Rogue Trooper: Antigen of Horst by Gerry Finley-Day and Jose Ortiz. In Horst’s Crater Sea, the boys encounter aquatic xenomorph-like creatures. They’ve got bullet-proof shells (but also soft spots underneath), claws holding blasters and suicide nuclear devices. They also destroy Rogue’s craft forcing him to swim for a rocky outcrop where they approach from all sides. The only way I can imagine they get out of this is by more allies turning up to rescue them. Let’s see next prog…
Strontium Dog: Big Bust of 49 – Part 2 by Alan Grant and Carlos Ezquerra. Middenface opens up the episode with a mobile Barlinnie (Barlinnie Prison being a place of incarceration last seen in Invasion when Bill Savage went North of the border) – basically a tractor pulling a barred trailer (complete with refrigerated compartment – good for both food for the prisoners and any dead bounties). There’s a nice equipment check. Johnny has primed blasters, 3 time bombs, 2 time traps, 1 life wire (don’t remember what this does) and an electro-nux. Wulf has der happy stick. We find out who the bad guys are (Darkus and the Howlers who I’m presuming are a reference to campaigner, author and broadcaster Darcus Howe) and after a few brief pages where it looks like it’s going to be like The Killing we find out that Johnny Alpha has a tip that a criminal with a huge bounty is hiding out on the planet.

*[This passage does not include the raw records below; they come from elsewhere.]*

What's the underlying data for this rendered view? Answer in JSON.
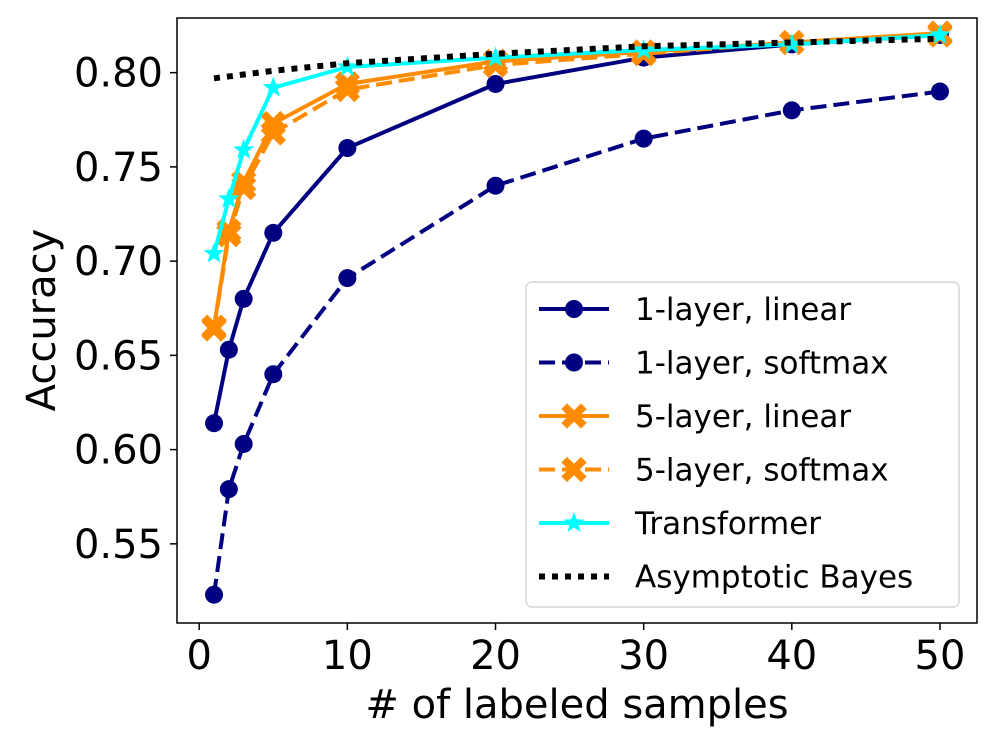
{
  "chart_data": {
    "type": "line",
    "title": "",
    "xlabel": "# of labeled samples",
    "ylabel": "Accuracy",
    "xlim": [
      -1.5,
      52.5
    ],
    "ylim": [
      0.508,
      0.829
    ],
    "xticks": [
      0,
      10,
      20,
      30,
      40,
      50
    ],
    "yticks": [
      0.55,
      0.6,
      0.65,
      0.7,
      0.75,
      0.8
    ],
    "xtick_labels": [
      "0",
      "10",
      "20",
      "30",
      "40",
      "50"
    ],
    "ytick_labels": [
      "0.55",
      "0.60",
      "0.65",
      "0.70",
      "0.75",
      "0.80"
    ],
    "grid": false,
    "legend_position": "lower-right",
    "series": [
      {
        "name": "1-layer, linear",
        "color": "#000080",
        "linestyle": "solid",
        "marker": "circle",
        "x": [
          1,
          2,
          3,
          5,
          10,
          20,
          30,
          40,
          50
        ],
        "y": [
          0.614,
          0.653,
          0.68,
          0.715,
          0.76,
          0.794,
          0.808,
          0.815,
          0.82
        ]
      },
      {
        "name": "1-layer, softmax",
        "color": "#000080",
        "linestyle": "dashed",
        "marker": "circle",
        "x": [
          1,
          2,
          3,
          5,
          10,
          20,
          30,
          40,
          50
        ],
        "y": [
          0.523,
          0.579,
          0.603,
          0.64,
          0.691,
          0.74,
          0.765,
          0.78,
          0.79
        ]
      },
      {
        "name": "5-layer, linear",
        "color": "#ff8c00",
        "linestyle": "solid",
        "marker": "x",
        "x": [
          1,
          2,
          3,
          5,
          10,
          20,
          30,
          40,
          50
        ],
        "y": [
          0.665,
          0.716,
          0.742,
          0.773,
          0.794,
          0.806,
          0.811,
          0.816,
          0.821
        ]
      },
      {
        "name": "5-layer, softmax",
        "color": "#ff8c00",
        "linestyle": "dashed",
        "marker": "x",
        "x": [
          1,
          2,
          3,
          5,
          10,
          20,
          30,
          40,
          50
        ],
        "y": [
          0.664,
          0.714,
          0.739,
          0.768,
          0.791,
          0.804,
          0.81,
          0.816,
          0.82
        ]
      },
      {
        "name": "Transformer",
        "color": "#00ffff",
        "linestyle": "solid",
        "marker": "star",
        "x": [
          1,
          2,
          3,
          5,
          10,
          20,
          30,
          40,
          50
        ],
        "y": [
          0.704,
          0.733,
          0.759,
          0.792,
          0.803,
          0.808,
          0.812,
          0.815,
          0.82
        ]
      },
      {
        "name": "Asymptotic Bayes",
        "color": "#000000",
        "linestyle": "dotted",
        "marker": "none",
        "x": [
          1,
          5,
          10,
          20,
          30,
          40,
          50
        ],
        "y": [
          0.797,
          0.801,
          0.805,
          0.81,
          0.814,
          0.816,
          0.818
        ]
      }
    ]
  }
}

Brett Ewins’ artwork adorns the next prog box above an advert for Roy of the Rovers on the inside back cover (the outside back cover being the other half of the wraparound cover).
Grailpage: for the second prog running, Cam’s centrespread wins as this one has two perps (are they still perps if they’re desinted for the psycho cubes?) dressed as rhinos and an establishing shot of the Slug & Gristle bar nestled at the base of a citiblock.
Grailquote: Gerry Finley-Day, Bagman: “We should’ve guessed – the oldest military strategy in the manual…” (as they’re being attacked on all sides by crustacean aliens) Helm, Gunnar and Bagman: “Classic pincer movement!” Groan – an old military strategy and an old joke to accompany it!
Quoting you “As a sometime-GM I’m interested in world-building,” That sounds like something interesting. Worldbuilding…… for Slaine?
LikeLike
I’ve never GMed Slaine, though have tried my hand at the Judge Dredd RPG (the Games Workshop version – ages ago) and the current version of Dungeons & Dragons.
LikeLike
I have all the books they made for the Slaine RPG, but never played it myself either. I also have the core rule book for the Judge Dredd RPG, and the games workshop version as well. Lots of interesting material in the game workshop version.